È di pochi giorni fa, la notizia che la task force ha elaborato il nuovo testo del disegno di legge (C. 1533 Mariani) Interventi per il sostegno della formazione e della ricerca nelle scienze geologiche“. Il testo prevede tre tipi di incentivi: l’istituzione di “premi e borse di studio” per il quinquennio accademico 2015/2016-2019/2020 a favore degli studenti iscritti a Scienze Geologiche, Scienze e Tecnologie Geologiche e Scienze Geofisiche; per una quota pari all’1% del Fondo per la prevenzione del rischio sismico, il finanziamento dell’acquisto da parte delle Università di strumentazioni tecniche necessarie per la ricerca su prevenzione e previsione dei rischi idrogeologici; per il finanziamento dei progetti di ricerca presentati dalle università e finalizzati alla previsione e prevenzione dei rischi geologici, è autorizzata la spesa di due milioni di euro per ciascuno degli anni 2015, 2016 e 2017 (sei milioni in tutto).

“Una sfida come quella della sicurezza del territorio è una battaglia di lungo periodo in cui saranno necessari, a fianco delle istituzioni, i più alti e attrezzati contributi della comunità scientifica e dei geologi in primo luogo” – ha commentato il ministro dell’Ambiente Gian Luca Galletti – “si punta così ad accrescere le competenze professionali del sistema accademico e scientifico italiano”.
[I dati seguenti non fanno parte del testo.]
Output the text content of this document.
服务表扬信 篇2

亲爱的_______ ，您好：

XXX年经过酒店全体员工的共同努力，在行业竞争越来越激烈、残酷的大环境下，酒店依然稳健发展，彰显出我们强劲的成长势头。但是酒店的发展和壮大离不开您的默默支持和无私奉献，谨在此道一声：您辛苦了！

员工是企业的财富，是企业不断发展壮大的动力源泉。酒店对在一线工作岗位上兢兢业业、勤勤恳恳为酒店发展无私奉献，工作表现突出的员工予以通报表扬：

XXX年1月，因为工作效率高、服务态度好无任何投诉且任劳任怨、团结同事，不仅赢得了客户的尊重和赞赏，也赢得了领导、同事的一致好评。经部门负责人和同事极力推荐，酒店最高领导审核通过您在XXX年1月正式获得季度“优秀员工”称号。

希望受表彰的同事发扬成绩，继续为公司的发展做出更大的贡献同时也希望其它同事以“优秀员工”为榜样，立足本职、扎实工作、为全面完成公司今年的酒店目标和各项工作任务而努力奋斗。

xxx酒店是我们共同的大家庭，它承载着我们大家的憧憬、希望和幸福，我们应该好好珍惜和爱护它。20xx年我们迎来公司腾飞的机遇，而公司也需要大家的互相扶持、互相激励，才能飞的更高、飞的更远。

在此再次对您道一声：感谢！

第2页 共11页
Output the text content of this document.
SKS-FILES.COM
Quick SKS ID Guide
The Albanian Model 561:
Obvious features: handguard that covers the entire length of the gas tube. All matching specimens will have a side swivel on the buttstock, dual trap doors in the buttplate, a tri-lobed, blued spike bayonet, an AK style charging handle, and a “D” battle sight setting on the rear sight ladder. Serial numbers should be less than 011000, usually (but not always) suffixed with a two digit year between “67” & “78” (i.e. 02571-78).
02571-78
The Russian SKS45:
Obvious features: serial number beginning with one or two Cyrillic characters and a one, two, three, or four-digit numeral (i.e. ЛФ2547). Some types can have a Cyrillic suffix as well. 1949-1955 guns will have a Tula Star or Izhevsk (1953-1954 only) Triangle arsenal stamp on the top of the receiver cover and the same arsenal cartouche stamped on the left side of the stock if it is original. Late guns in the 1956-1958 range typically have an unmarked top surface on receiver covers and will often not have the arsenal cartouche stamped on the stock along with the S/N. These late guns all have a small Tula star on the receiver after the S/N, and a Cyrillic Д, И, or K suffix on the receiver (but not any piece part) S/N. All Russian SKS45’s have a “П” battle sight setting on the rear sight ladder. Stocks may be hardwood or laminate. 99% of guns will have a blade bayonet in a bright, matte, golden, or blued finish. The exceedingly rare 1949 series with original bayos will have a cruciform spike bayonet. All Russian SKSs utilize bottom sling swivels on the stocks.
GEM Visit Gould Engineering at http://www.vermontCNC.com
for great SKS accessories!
“Per la prima volta sul tema del contrasto al rischio idrogeologico“, ha dichiarato l’A.N.B.I. –  l’Associazione nazionale che rappresenta e tutela gli interessi dei Consorzi di bonifica, di irrigazione e di miglioramento fondiario operanti nel nostro Paese – “l’Italia fa un salto di qualità ed investe sulla salvaguardia del territorio e sulla prevenzione, anziché concentrarsi sull’intervento in fase di emergenza”.
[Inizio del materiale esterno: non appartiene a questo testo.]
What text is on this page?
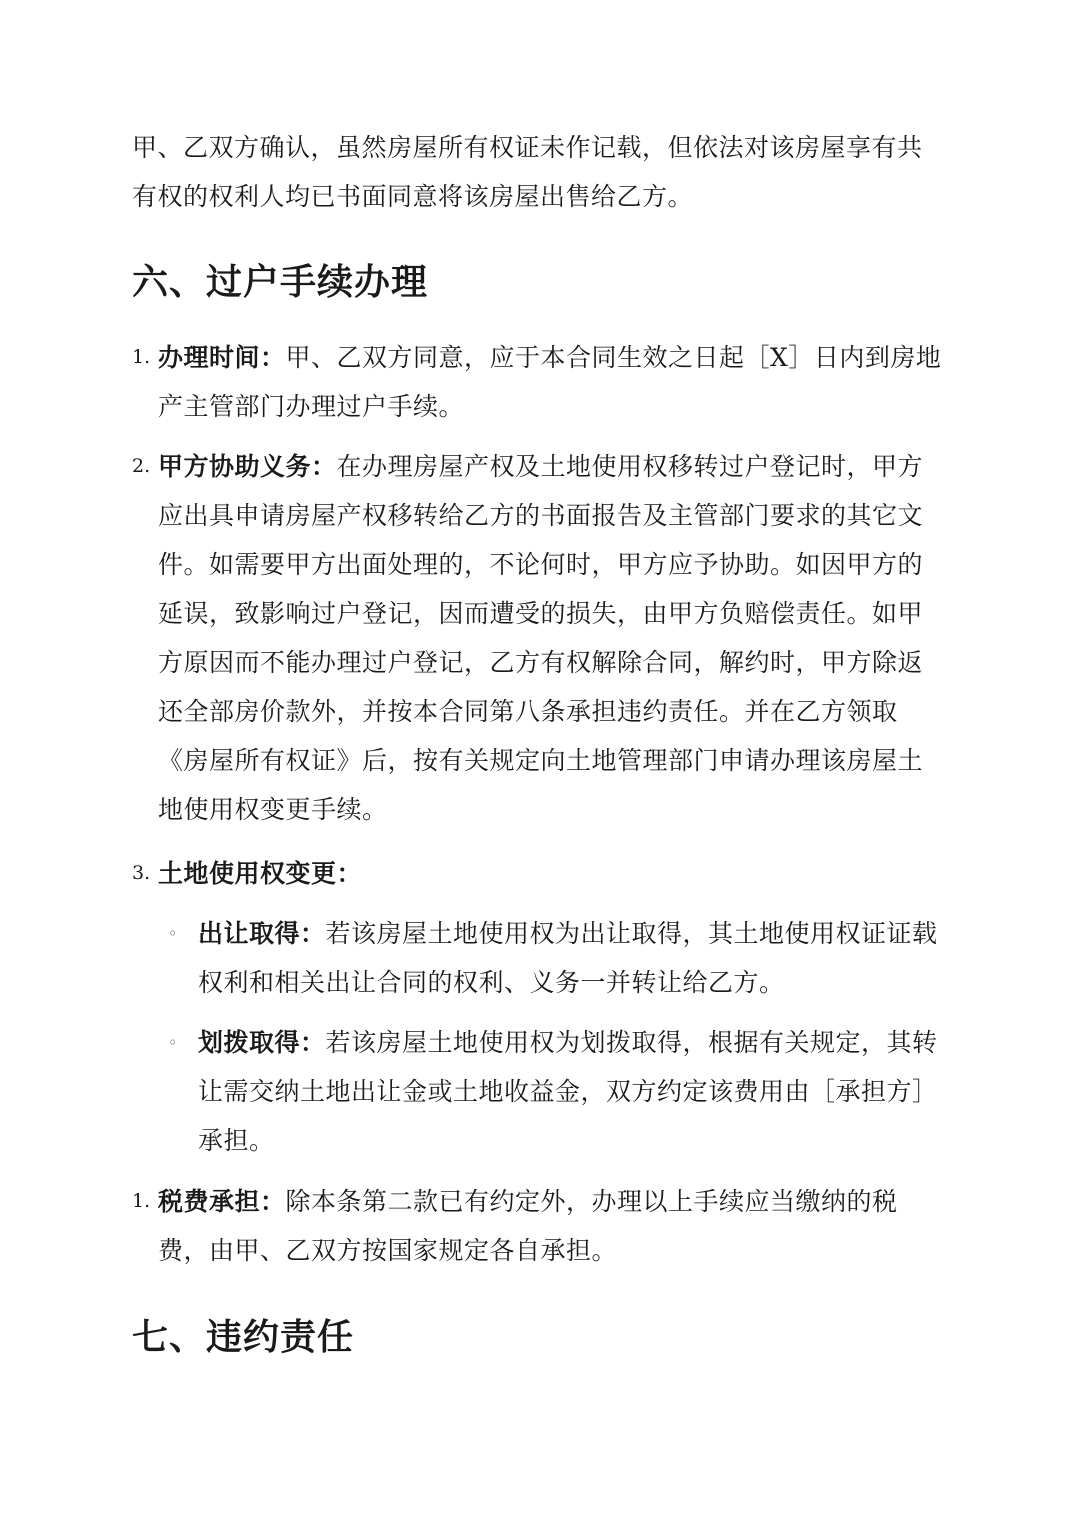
甲、乙双方确认，虽然房屋所有权证未作记载，但依法对该房屋享有共有权的权利人均已书面同意将该房屋出售给乙方。

六、过户手续办理
1. 办理时间：甲、乙双方同意，应于本合同生效之日起［X］日内到房地产主管部门办理过户手续。
2. 甲方协助义务：在办理房屋产权及土地使用权移转过户登记时，甲方应出具申请房屋产权移转给乙方的书面报告及主管部门要求的其它文件。如需要甲方出面处理的，不论何时，甲方应予协助。如因甲方的延误，致影响过户登记，因而遭受的损失，由甲方负赔偿责任。如甲方原因而不能办理过户登记，乙方有权解除合同，解约时，甲方除返还全部房价款外，并按本合同第八条承担违约责任。并在乙方领取《房屋所有权证》后，按有关规定向土地管理部门申请办理该房屋土地使用权变更手续。
3. 土地使用权变更：
◦ 出让取得：若该房屋土地使用权为出让取得，其土地使用权证证载权利和相关出让合同的权利、义务一并转让给乙方。
◦ 划拨取得：若该房屋土地使用权为划拨取得，根据有关规定，其转让需交纳土地出让金或土地收益金，双方约定该费用由［承担方］承担。
1. 税费承担：除本条第二款已有约定外，办理以上手续应当缴纳的税费，由甲、乙双方按国家规定各自承担。
七、违约责任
Secondo dati del Ministero dell’Ambiente e della tutela del territorio, il 9,8% del territorio nazionale è costituito da aree ad elevata criticità idrogeologica: si tratta dell’82% dei Comuni, dove  si stimano a rischio 6.250 scuole, 550 ospedali, circa 500 mila aziende (agricole comprese), 1,2 milioni di edifici, residenziali e non. Ancora: secondo dati ISPRA – l’Istituto Superiore per la Protezione e la Ricerca Ambientale - si calcolano 6.154.011 abitanti residenti in aree ad elevata criticità idraulica e circa 22 milioni di abitanti in territori a rischio medio. E l’Italia è anche il Paese europeo più interessato da fenomeni franosi: sono state censite 499.511 frane (pari a circa il 70% delle frane mappate in Europa) e l’ISPRA stima che la popolazione esposta a fenomeni franosi in Italia ammonti a 1.001.174 abitanti.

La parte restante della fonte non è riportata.